Estou sentada diante do laptop, com duas janelas abertas. Pesquiso matérias recentes no site da celeste sobre seminários que abordam os rios como tema, recursos linguísticos ou metafóricos para falar de arte, cultura, sociedade, futuro. Ao lado, uma página em branco. Escrevo uma primeira frase. Um rio não existe sozinho. Este é o título do projeto do Instituto Tomie Ohtake, com curadoria de Sabrina Fontenelle e Vânia Leal, que este ano se desdobra em dois ciclos de conversas e, em 2025, duas exposições, em São Paulo e Belém. Diante da tela, deixo os pensamentos correrem, esperando pescar na correnteza um argumento para começar o editorial da celeste #3, quando sou interceptada por uma mulher. Ela pede licença, fala em inglês. Desculpa-se, dizendo ser uma pessoa que vem das águas, como eu. Oi? Levanto o olhar da tela, busco por seus olhos. Inquietos. Ela se senta na minha frente, continua falando. Preciso que você me ajude a sair daqui, não sei onde estou, onde é a saída, onde eu posso pegar um Uber pra sair daqui, diz. De onde você vem?, pergunto. Ela não se lembra. Onde você mora? Em Lake . Não compreendo o nome do lago de onde ela vem. É pra lá que você quer ir? Sim. A solução é perguntar se ela tem um cartão de embarque. Sim. Um ou dois minutos de busca na bolsa de viagem e ela me mostra dois cartões: GRU-YYZ (Guarulhos-Toronto)/ YYZ-MSY (Toronto-New Orleans). Você está na América do Sul e precisa ir pra América do Norte, então deve ir de avião, não de carro. Horário de embarque de GRU: 20h15. Relógio no canto direito superior da tela do computador: 20h30. Corra, digo, arrastando-a ao caminho dos passageiros em direção a todos os portões de embarque. Ela agradece e desaparece no fluxo. Mas sou eu quem devo agradecê-la, por ter me tirado do eixo e desorientado minhas ideias de escrita para o manifesto editorial desta celeste #3.
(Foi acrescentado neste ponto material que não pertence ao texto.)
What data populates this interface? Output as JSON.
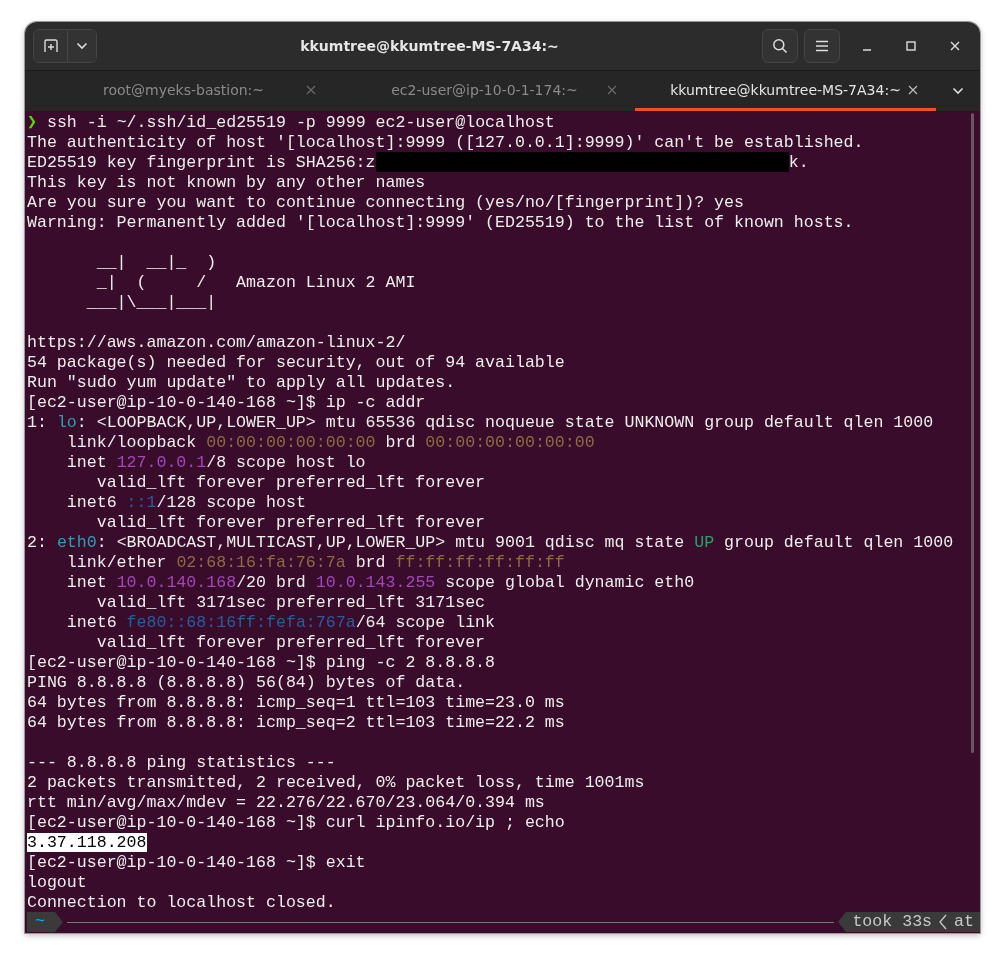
{
  "window": {
    "title": "kkumtree@kkumtree-MS-7A34:~"
  },
  "tabs": [
    {
      "label": "root@myeks-bastion:~",
      "selected": false
    },
    {
      "label": "ec2-user@ip-10-0-1-174:~",
      "selected": false
    },
    {
      "label": "kkumtree@kkumtree-MS-7A34:~",
      "selected": true
    }
  ],
  "terminal": {
    "lines": [
      {
        "segments": [
          {
            "kind": "arrow",
            "text": "❯"
          },
          {
            "kind": "plain",
            "text": " ssh -i ~/.ssh/id_ed25519 -p 9999 ec2-user@localhost"
          }
        ]
      },
      {
        "segments": [
          {
            "kind": "plain",
            "text": "The authenticity of host '[localhost]:9999 ([127.0.0.1]:9999)' can't be established."
          }
        ]
      },
      {
        "segments": [
          {
            "kind": "plain",
            "text": "ED25519 key fingerprint is SHA256:z"
          },
          {
            "kind": "redacted"
          },
          {
            "kind": "plain",
            "text": "k."
          }
        ]
      },
      {
        "segments": [
          {
            "kind": "plain",
            "text": "This key is not known by any other names"
          }
        ]
      },
      {
        "segments": [
          {
            "kind": "plain",
            "text": "Are you sure you want to continue connecting (yes/no/[fingerprint])? yes"
          }
        ]
      },
      {
        "segments": [
          {
            "kind": "plain",
            "text": "Warning: Permanently added '[localhost]:9999' (ED25519) to the list of known hosts."
          }
        ]
      },
      {
        "gap_before": true,
        "segments": [
          {
            "kind": "plain",
            "text": "       __|  __|_  )"
          }
        ]
      },
      {
        "segments": [
          {
            "kind": "plain",
            "text": "       _|  (     /   Amazon Linux 2 AMI"
          }
        ]
      },
      {
        "segments": [
          {
            "kind": "plain",
            "text": "      ___|\\___|___|"
          }
        ]
      },
      {
        "gap_before": true,
        "segments": [
          {
            "kind": "plain",
            "text": "https://aws.amazon.com/amazon-linux-2/"
          }
        ]
      },
      {
        "segments": [
          {
            "kind": "plain",
            "text": "54 package(s) needed for security, out of 94 available"
          }
        ]
      },
      {
        "segments": [
          {
            "kind": "plain",
            "text": "Run \"sudo yum update\" to apply all updates."
          }
        ]
      },
      {
        "segments": [
          {
            "kind": "plain",
            "text": "[ec2-user@ip-10-0-140-168 ~]$ ip -c addr"
          }
        ]
      },
      {
        "segments": [
          {
            "kind": "plain",
            "text": "1: "
          },
          {
            "kind": "iface",
            "text": "lo"
          },
          {
            "kind": "plain",
            "text": ": <LOOPBACK,UP,LOWER_UP> mtu 65536 qdisc noqueue state UNKNOWN group default qlen 1000"
          }
        ]
      },
      {
        "segments": [
          {
            "kind": "plain",
            "text": "    link/loopback "
          },
          {
            "kind": "mac",
            "text": "00:00:00:00:00:00"
          },
          {
            "kind": "plain",
            "text": " brd "
          },
          {
            "kind": "mac",
            "text": "00:00:00:00:00:00"
          }
        ]
      },
      {
        "segments": [
          {
            "kind": "plain",
            "text": "    inet "
          },
          {
            "kind": "ipv4",
            "text": "127.0.0.1"
          },
          {
            "kind": "plain",
            "text": "/8 scope host lo"
          }
        ]
      },
      {
        "segments": [
          {
            "kind": "plain",
            "text": "       valid_lft forever preferred_lft forever"
          }
        ]
      },
      {
        "segments": [
          {
            "kind": "plain",
            "text": "    inet6 "
          },
          {
            "kind": "ipv6",
            "text": "::1"
          },
          {
            "kind": "plain",
            "text": "/128 scope host"
          }
        ]
      },
      {
        "segments": [
          {
            "kind": "plain",
            "text": "       valid_lft forever preferred_lft forever"
          }
        ]
      },
      {
        "segments": [
          {
            "kind": "plain",
            "text": "2: "
          },
          {
            "kind": "iface",
            "text": "eth0"
          },
          {
            "kind": "plain",
            "text": ": <BROADCAST,MULTICAST,UP,LOWER_UP> mtu 9001 qdisc mq state "
          },
          {
            "kind": "state",
            "text": "UP"
          },
          {
            "kind": "plain",
            "text": " group default qlen 1000"
          }
        ]
      },
      {
        "segments": [
          {
            "kind": "plain",
            "text": "    link/ether "
          },
          {
            "kind": "mac",
            "text": "02:68:16:fa:76:7a"
          },
          {
            "kind": "plain",
            "text": " brd "
          },
          {
            "kind": "mac",
            "text": "ff:ff:ff:ff:ff:ff"
          }
        ]
      },
      {
        "segments": [
          {
            "kind": "plain",
            "text": "    inet "
          },
          {
            "kind": "ipv4",
            "text": "10.0.140.168"
          },
          {
            "kind": "plain",
            "text": "/20 brd "
          },
          {
            "kind": "ipv4",
            "text": "10.0.143.255"
          },
          {
            "kind": "plain",
            "text": " scope global dynamic eth0"
          }
        ]
      },
      {
        "segments": [
          {
            "kind": "plain",
            "text": "       valid_lft 3171sec preferred_lft 3171sec"
          }
        ]
      },
      {
        "segments": [
          {
            "kind": "plain",
            "text": "    inet6 "
          },
          {
            "kind": "ipv6",
            "text": "fe80::68:16ff:fefa:767a"
          },
          {
            "kind": "plain",
            "text": "/64 scope link"
          }
        ]
      },
      {
        "segments": [
          {
            "kind": "plain",
            "text": "       valid_lft forever preferred_lft forever"
          }
        ]
      },
      {
        "segments": [
          {
            "kind": "plain",
            "text": "[ec2-user@ip-10-0-140-168 ~]$ ping -c 2 8.8.8.8"
          }
        ]
      },
      {
        "segments": [
          {
            "kind": "plain",
            "text": "PING 8.8.8.8 (8.8.8.8) 56(84) bytes of data."
          }
        ]
      },
      {
        "segments": [
          {
            "kind": "plain",
            "text": "64 bytes from 8.8.8.8: icmp_seq=1 ttl=103 time=23.0 ms"
          }
        ]
      },
      {
        "segments": [
          {
            "kind": "plain",
            "text": "64 bytes from 8.8.8.8: icmp_seq=2 ttl=103 time=22.2 ms"
          }
        ]
      },
      {
        "gap_before": true,
        "segments": [
          {
            "kind": "plain",
            "text": "--- 8.8.8.8 ping statistics ---"
          }
        ]
      },
      {
        "segments": [
          {
            "kind": "plain",
            "text": "2 packets transmitted, 2 received, 0% packet loss, time 1001ms"
          }
        ]
      },
      {
        "segments": [
          {
            "kind": "plain",
            "text": "rtt min/avg/max/mdev = 22.276/22.670/23.064/0.394 ms"
          }
        ]
      },
      {
        "segments": [
          {
            "kind": "plain",
            "text": "[ec2-user@ip-10-0-140-168 ~]$ curl ipinfo.io/ip ; echo"
          }
        ]
      },
      {
        "segments": [
          {
            "kind": "highlight",
            "text": "3.37.118.208"
          }
        ]
      },
      {
        "segments": [
          {
            "kind": "plain",
            "text": "[ec2-user@ip-10-0-140-168 ~]$ exit"
          }
        ]
      },
      {
        "segments": [
          {
            "kind": "plain",
            "text": "logout"
          }
        ]
      },
      {
        "segments": [
          {
            "kind": "plain",
            "text": "Connection to localhost closed."
          }
        ]
      }
    ],
    "prompt": {
      "directory": "~",
      "duration": "took 33s",
      "suffix": "at"
    }
  }
}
Penso nos rios voadores. Mas, na primeira das quatro edições que dedicaremos às águas fluviais, impossível não começar pelo trauma das enchentes dos rios do Rio Grande do Sul, que desabrigaram centenas de milhares de pessoas, antes que o Brasil começasse a queimar. Desorientação. Perder o chão, não saber o caminho pra casa. Não ter casa. O que é a saúde mental para aqueles que foram desterrados? Quais tipos de conflitos emergem quando se é uma pessoa entre dois lugares? Relembro as perguntas lançadas no editorial do jornal berlinense Arts of the Working Class nº 30, em maio último, edição dedicada a migrantes em busca de sobrevivência, quando os cinco mais importantes rios do RS – Jacuí, Tapari, Caí, Sinos e Gravataí – já haviam alcançado o Guaíba e inundado Porto Alegre. É de instabilidade que se trata quando falamos das águas. Na reportagem A Grande Vaga, Juliana Monachesi investiga como três artistas gaúchos, André Severo, Flavya Mutran e Leo Caobelli, refletem sobre a convivência entre rios e cidades na era do Antropoceno.
Mas é também de confluência que se trata quando pensamos em rios. Um rio não existe sozinho. Da confluência do que pode ser chamado de “memórias gráficas” de artistas e técnicos impressores, diluídas na grande malha hidrográfica do Rio Paraguaçu (BA), sobre as quais Ian Uviedo se alonga mansamente na reportagem Fluxo Sem Leito: Uma Viagem Tipográfica ao Recôncavo Baiano. É ainda de reconfiguração que falamos. De territórios redesenhados, de flutuação de linguagem, que faz muitos dos textos desta edição afluírem em direção às ficções. Inverter palavras, reinventar retrancas. Como faz Yuri Sugai ao ficcionalizar as histórias soterradas do hoje subterrâneo Córrego da Traição, afluente do Pinheiros (SP). E de imaginação. Como fazem os artistas Marepe, Davi Rodrigues e davi jesus do nascimento no projeto Gráfica Fluvial, coordenado por Nina Lins, preservando em imagens o Paraguaçu e o São Francisco.